【前回の記事を読む】伝統的に陸上部は全員、問答無用で坊主→ただし例外は女子と、●●種目
1章 中学・高校
余談
多分Nくんは料理は得意じゃない、あまり興味もなかったと思う。けど普段あまりやらずしょうがなく作るその椎茸汁は多分Nくんの親が作った料理よりおいしいと思う。もちろん親の方が料理は上手だし味もしっかりしてると思う。けど、あの分量とかそういうもの全て度外視された結構濃いめな味付けは今でも覚えている。
高級フレンチや会員制のお寿司より、汚い中華屋の炒飯とかの方がおいしく感じるみたいな。あれって多分汚い中華屋の味の方が自分たちの舌が親しみ易いから。その味を覚えているから、慣れているからだと思う。
だから安心して食べれるし自然とそっちに足も向くのだと思う。のれんは破け床は油でツルツル、換気扇の羽に埃が乗っかってるような汚いお店が案外おいしいことが多いのだ。
全力でぶつかってみる
夏になると大会などの周りの熱も気温と共に高まり、それぞれがベストタイムを出そうと全力を尽くす。練習についていけなかった自分は土手を1人で走らされた。でもそれは意外と嫌いではなかった。チームごとに走るとペースが決まっていて、そのペースから落ちると鬼のような顔した監督からブチ切れられる。

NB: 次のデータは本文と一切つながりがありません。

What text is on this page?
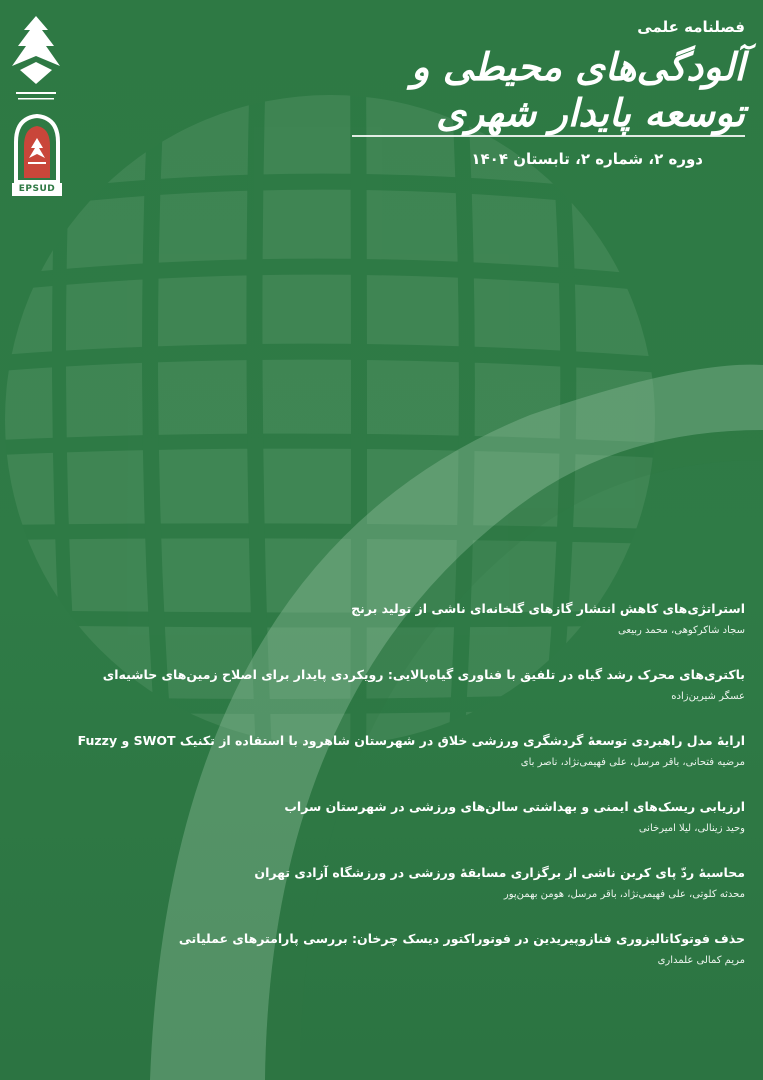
EPSUD
فصلنامه علمی
آلودگی‌های محیطی و توسعه پایدار شهری
دوره ۲، شماره ۲، تابستان ۱۴۰۴
استراتژی‌های کاهش انتشار گازهای گلخانه‌ای ناشی از تولید برنج
سجاد شاکرکوهی، محمد ربیعی
باکتری‌های محرک رشد گیاه در تلفیق با فناوری گیاه‌پالایی: رویکردی پایدار برای اصلاح زمین‌های حاشیه‌ای
عسگر شیرین‌زاده
ارایهٔ مدل راهبردی توسعهٔ گردشگری ورزشی خلاق در شهرستان شاهرود با استفاده از تکنیک SWOT و Fuzzy
مرضیه فتحانی، باقر مرسل، علی فهیمی‌نژاد، ناصر بای
ارزیابی ریسک‌های ایمنی و بهداشتی سالن‌های ورزشی در شهرستان سراب
وحید زینالی، لیلا امیرخانی
محاسبهٔ ردّ پای کربن ناشی از برگزاری مسابقهٔ ورزشی در ورزشگاه آزادی تهران
محدثه کلوتی، علی فهیمی‌نژاد، باقر مرسل، هومن بهمن‌پور
حذف فوتوکاتالیزوری فنازوپیریدین در فوتوراکتور دیسک چرخان: بررسی پارامترهای عملیاتی
مریم کمالی علمداری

それを考えたら1人で自分のペースで無理なくやれたので気持ちは楽だった。楽だったが、向上心は自分の中で既に死んでいて、楽しくはなかったのでタイミングを見て言いやすい時に退部しようと決めていた。がしかし、そんな自分を思いとどまらせてくれたのが『競歩』との出会いだった。
競歩を知らない人に簡単に説明すると、走ってはいけない競技だ。走るためにできたトラックの中を走ってはいけない、むしろ何度も走ってルール違反すると失格といってタイムも残らない地獄メンタルな競技。
こんな競技だったがその過酷さと地味なことの積み重ねが走る事がゆううつだった自分を笑顔で迎えてくれた。走りと違ってやればやるほどどんどんタイムも速くなっていき1年生の時に都大会に出て入賞までできた。
人生で初めての大舞台だったが緊張はなく、多分緊張の仕方すら忘れるほど必死だったのだろうか。正直1年の内でできすぎた。このままさらに速くなっていけば3年の頃には全国優勝くらいいけるだろうと本当に思い込んでいた。がしかし、2年になると課題だった歩き方で失格が増えていった。
ライバルの先輩や同級生たちもメキメキと力をつけていき抜かされていった。コーチに怒られる事も増えていった。それでもアドバイスを聞きながら、試行錯誤を何度も繰り返したが完全に良くはならず結局3年の最後の神戸のレースでも失格で終わった。その前にあったインターハイも関東大会もいけなかった。